Медик ушёл. А Фабия придвинула лёгкий пластиковый стул и села. Два раза в месяц приходила она в Эсквилинскую больницу навестить безродных или забытых роднёю. Иметь собственных клиентов было Фабии слишком хлопотно. Но сообща общество вдов Третьей Северной войны патронировало больницу.
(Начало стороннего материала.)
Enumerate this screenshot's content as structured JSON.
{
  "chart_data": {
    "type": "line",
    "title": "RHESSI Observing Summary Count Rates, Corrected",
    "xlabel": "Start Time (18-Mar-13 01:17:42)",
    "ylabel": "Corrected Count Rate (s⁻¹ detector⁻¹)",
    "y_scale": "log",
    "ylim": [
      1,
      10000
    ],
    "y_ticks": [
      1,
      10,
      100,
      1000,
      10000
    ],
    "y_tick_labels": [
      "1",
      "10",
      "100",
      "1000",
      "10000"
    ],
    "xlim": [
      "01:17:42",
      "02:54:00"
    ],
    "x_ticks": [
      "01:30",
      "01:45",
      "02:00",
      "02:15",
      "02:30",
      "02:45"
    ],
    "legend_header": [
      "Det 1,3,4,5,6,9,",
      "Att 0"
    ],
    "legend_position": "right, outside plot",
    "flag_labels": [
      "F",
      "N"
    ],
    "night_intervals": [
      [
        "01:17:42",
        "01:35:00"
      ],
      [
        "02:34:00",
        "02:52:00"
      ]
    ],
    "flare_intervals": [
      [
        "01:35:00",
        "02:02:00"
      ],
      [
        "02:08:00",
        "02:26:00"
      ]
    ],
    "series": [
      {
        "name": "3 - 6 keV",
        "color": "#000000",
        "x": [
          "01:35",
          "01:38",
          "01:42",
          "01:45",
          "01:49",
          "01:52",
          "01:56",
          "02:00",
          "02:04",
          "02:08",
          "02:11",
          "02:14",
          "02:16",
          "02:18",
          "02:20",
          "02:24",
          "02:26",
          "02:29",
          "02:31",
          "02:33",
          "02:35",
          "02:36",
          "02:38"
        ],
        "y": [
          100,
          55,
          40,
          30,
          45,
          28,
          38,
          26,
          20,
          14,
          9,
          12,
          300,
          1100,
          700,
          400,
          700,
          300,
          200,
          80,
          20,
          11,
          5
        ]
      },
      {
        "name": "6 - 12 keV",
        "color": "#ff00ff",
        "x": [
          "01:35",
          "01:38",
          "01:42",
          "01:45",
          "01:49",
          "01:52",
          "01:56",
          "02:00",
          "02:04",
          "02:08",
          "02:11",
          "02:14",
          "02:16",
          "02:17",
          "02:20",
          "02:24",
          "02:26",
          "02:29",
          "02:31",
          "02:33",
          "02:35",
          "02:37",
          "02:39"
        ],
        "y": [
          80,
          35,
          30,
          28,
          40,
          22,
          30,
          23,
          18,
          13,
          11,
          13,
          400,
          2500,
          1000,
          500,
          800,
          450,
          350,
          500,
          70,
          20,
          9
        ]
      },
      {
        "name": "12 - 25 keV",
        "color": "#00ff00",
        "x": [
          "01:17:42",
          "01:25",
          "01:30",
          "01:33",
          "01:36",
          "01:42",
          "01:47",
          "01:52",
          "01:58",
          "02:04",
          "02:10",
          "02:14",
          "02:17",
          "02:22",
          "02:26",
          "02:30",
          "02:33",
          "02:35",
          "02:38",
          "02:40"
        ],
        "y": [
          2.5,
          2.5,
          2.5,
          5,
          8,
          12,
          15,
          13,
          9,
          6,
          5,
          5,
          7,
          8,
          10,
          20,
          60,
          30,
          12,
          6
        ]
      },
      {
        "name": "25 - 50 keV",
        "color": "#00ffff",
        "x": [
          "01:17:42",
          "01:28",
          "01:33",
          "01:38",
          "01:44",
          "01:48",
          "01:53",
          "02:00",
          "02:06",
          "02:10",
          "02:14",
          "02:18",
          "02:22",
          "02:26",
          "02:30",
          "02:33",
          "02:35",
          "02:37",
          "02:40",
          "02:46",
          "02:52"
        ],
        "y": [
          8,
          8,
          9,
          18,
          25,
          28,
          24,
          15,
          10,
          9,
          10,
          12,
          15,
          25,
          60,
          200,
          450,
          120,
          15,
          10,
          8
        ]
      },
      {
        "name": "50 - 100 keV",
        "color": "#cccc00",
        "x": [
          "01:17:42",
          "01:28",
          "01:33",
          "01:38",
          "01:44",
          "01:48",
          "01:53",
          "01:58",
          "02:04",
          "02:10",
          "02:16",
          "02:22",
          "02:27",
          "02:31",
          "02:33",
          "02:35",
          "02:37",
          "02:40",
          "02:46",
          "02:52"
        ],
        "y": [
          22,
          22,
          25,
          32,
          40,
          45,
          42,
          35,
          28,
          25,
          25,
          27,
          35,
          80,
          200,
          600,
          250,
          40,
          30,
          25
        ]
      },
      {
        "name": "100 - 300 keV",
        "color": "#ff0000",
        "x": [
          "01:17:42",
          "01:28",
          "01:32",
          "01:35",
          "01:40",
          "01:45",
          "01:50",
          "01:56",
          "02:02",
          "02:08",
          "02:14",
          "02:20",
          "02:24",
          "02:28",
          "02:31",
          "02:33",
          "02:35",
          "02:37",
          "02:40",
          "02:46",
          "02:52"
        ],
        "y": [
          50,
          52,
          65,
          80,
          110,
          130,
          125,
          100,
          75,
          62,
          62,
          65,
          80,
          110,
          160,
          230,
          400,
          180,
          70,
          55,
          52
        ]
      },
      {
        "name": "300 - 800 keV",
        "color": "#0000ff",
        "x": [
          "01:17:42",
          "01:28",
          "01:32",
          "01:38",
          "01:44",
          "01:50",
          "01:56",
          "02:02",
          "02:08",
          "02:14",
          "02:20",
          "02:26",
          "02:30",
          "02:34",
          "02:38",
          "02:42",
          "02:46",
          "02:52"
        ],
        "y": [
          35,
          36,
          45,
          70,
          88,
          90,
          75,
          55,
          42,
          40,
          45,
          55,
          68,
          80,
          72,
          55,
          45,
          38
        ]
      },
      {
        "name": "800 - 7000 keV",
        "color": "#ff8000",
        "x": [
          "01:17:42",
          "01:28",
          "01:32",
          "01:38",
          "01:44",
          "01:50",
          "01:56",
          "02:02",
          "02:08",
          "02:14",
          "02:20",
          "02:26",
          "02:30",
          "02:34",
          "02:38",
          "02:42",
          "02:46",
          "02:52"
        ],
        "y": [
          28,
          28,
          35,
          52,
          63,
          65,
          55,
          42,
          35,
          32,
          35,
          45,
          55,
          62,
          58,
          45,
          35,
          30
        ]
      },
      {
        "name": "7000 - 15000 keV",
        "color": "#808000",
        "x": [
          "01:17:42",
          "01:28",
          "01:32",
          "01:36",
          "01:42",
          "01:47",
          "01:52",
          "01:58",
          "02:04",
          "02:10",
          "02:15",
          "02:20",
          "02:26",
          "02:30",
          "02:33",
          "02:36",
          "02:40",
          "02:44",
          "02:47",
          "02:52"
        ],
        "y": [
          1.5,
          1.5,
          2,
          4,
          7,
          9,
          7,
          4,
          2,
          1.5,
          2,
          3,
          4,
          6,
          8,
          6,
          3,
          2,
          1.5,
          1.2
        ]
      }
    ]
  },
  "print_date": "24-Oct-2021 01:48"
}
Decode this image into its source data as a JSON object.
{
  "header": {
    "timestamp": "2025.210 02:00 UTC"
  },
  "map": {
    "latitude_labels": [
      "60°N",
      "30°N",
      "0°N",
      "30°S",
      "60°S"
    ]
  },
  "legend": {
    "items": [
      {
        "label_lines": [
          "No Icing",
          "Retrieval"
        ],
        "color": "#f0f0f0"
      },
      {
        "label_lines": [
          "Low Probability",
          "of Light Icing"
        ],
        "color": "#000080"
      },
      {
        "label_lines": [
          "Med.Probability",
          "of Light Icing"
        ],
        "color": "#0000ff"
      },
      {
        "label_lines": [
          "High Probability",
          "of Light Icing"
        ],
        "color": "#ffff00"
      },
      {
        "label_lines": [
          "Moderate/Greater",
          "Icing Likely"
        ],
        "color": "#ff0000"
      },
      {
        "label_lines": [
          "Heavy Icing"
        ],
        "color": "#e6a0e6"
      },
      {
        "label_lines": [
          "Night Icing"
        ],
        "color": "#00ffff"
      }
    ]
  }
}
Сегодня, получив в справочном имена одиноких больных, она с изумлением обнаружила в списке имя Марка Проба. Оказывается, этого молодого известного человека некому было навестить.

Фабия смотрела в лицо больного, силясь угадать, какие мысли бродят в мозгу центуриона. Чем-то Марк напоминал Гая Габиния, хотя и не был так безнадёжен. Своей беспомощностью походил, своей зависимостью от посторонних бездвижностью тела. Каплю за каплей роняла капельница в вену на руке, даруя успокоение. Марк затих, веки его стали смеживаться. Можно было теперь уйти. Но Фабия не уходила. Она вглядывалась в лицо больного. И ей начинало казаться, что отрывки бредовых мыслей, что оплели мозг Марка Проба, медленно покидают воспалённый мозг и плывут по воздуху, чтобы поселиться в голове Фабии. Это пугало. Но любопытство пересиливало и не давало подняться со стула. Она будет здесь сидеть и час, и два… может быть до самого заката, пока все образы Марка не поселятся в её голове.